Claims about an attack this month are unconfirmed, but highlight vulnerabilities in computer networks and software.

Federal regulators are sounding the alarm to be aware of a Russia-linked ransomware group known as Clop.

The Health Sector Cybersecurity Coordination Center (HC3) of the U.S. Department of Health and Human Services (HHS) published a Feb. 22 sector alert warning about Clop. The group reportedly claimed responsibility for a mass attack on more than 130 entities earlier this month.

HC3 mentioned an exchange in which Clop claimed it breached 130 organizations, to online technology news website BleepingComputer.com. Clop allegedly used a “zero-day” security vulnerability in secure file transfer software called GoAnywhere MFT, according to BleepingComputer’s report.

Clop “allegedly stole personal information and protected health information data ove rhte course of 10 days,” according to HC3. “It also stated that it has the ability to encrypt affected healthcare systems by deploying ransomware payloads.”

Clop did not provide proof of the attacks and BleepingComputer could not confirm them independently. The group uses ransomware and “unabashedly and almost exclusively targets the healthcare sector,” according to HC3.
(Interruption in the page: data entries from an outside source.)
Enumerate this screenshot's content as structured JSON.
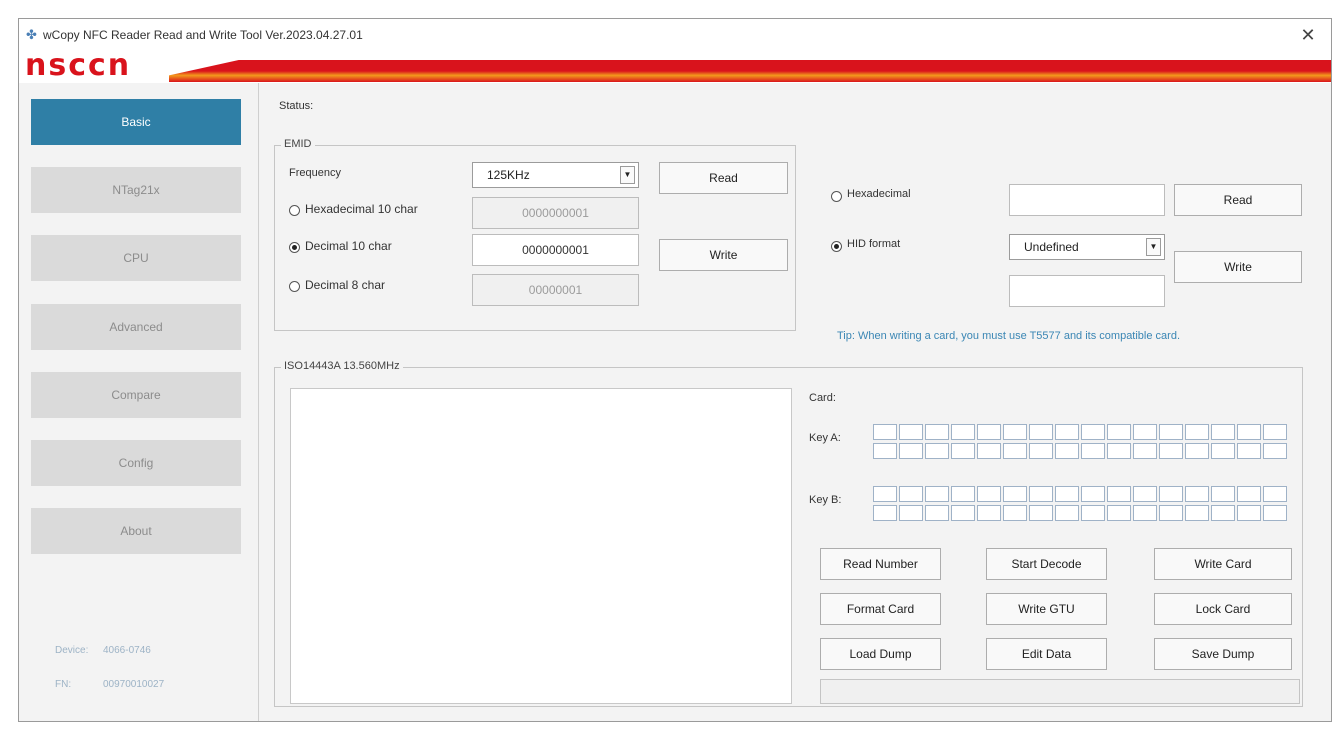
{
  "app": {
    "title": "wCopy NFC Reader Read and Write Tool  Ver.2023.04.27.01",
    "logo": "nsccn",
    "close": "✕"
  },
  "sidebar": {
    "items": [
      {
        "label": "Basic",
        "active": true
      },
      {
        "label": "NTag21x",
        "active": false
      },
      {
        "label": "CPU",
        "active": false
      },
      {
        "label": "Advanced",
        "active": false
      },
      {
        "label": "Compare",
        "active": false
      },
      {
        "label": "Config",
        "active": false
      },
      {
        "label": "About",
        "active": false
      }
    ],
    "info": [
      {
        "label": "Device:",
        "value": "4066-0746"
      },
      {
        "label": "FN:",
        "value": "00970010027"
      }
    ]
  },
  "status": {
    "label": "Status:"
  },
  "emid": {
    "title": "EMID",
    "frequency_label": "Frequency",
    "frequency_value": "125KHz",
    "read_label": "Read",
    "write_label": "Write",
    "options": [
      {
        "label": "Hexadecimal 10 char",
        "value": "0000000001",
        "selected": false,
        "editable": false
      },
      {
        "label": "Decimal 10 char",
        "value": "0000000001",
        "selected": true,
        "editable": true
      },
      {
        "label": "Decimal 8 char",
        "value": "00000001",
        "selected": false,
        "editable": false
      }
    ]
  },
  "hid": {
    "hex_label": "Hexadecimal",
    "hid_label": "HID format",
    "hid_selected": true,
    "format_value": "Undefined",
    "read_label": "Read",
    "write_label": "Write",
    "tip": "Tip: When writing a card, you must use T5577 and its compatible card."
  },
  "iso": {
    "title": "ISO14443A 13.560MHz",
    "card_label": "Card:",
    "key_a_label": "Key A:",
    "key_b_label": "Key B:",
    "buttons": {
      "read_number": "Read Number",
      "start_decode": "Start Decode",
      "write_card": "Write Card",
      "format_card": "Format Card",
      "write_gtu": "Write GTU",
      "lock_card": "Lock Card",
      "load_dump": "Load Dump",
      "edit_data": "Edit Data",
      "save_dump": "Save Dump"
    }
  },
  "colors": {
    "accent": "#2f7fa6",
    "brand_red": "#d9131c",
    "brand_orange": "#f39a1c",
    "tip": "#3a86b4"
  }
}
“In 2021 alone, 77% (959) of its attack attempts were on this critical infrastructure industry,” the HC3 sector alert said. “Clop appeared to suffer a major setback in June 2021 when law enforcement arrested six individual in Ukraine linked to the group. Continued and successful attacks, however, demonstrate that this prolific group is still a viable threat to the healthcare sector.”

As for the GoAnywhere MFT vulnerability, it was detected and publicized starting Feb. 2, with an emergency patch for the software released Feb. 7. The U.S. National Institute of Standards and Technology has listed it in the institute’s National Vulnerability Database, and the U.S. Cybersecurity & Infrastructure Security Agency has publicized it.

A health care company was among the victims of the Clop attack, according to a report from the cybersecurity company Malwarebytes.

Community Health Systems (CHS) notified the U.S. Securities and Exchange Commission that Fortra, the maker of GoAnywhere MFT, of a security breach involving personal information and health information of up to 1 million people. The breach did not disrupt daily business or patient care for CHS, which is based in Franklin, Tennessee, and operates in 47 markets across 16 states, with 79 hospitals, about 13,000 beds, and more than 1,000 sites of care.

To protect against future attacks, HC3 recommended health care facility leaders:

  • Educate and train staff to reduce the risk of social engineering attacks via email and network access.
  • Assess enterprise risk against all potential vulnerabilities and prioritize implementing the security plan with the necessary budget, staff, and tools.
  • Develop a cybersecurity roadmap that everyone in the healthcare organization understands.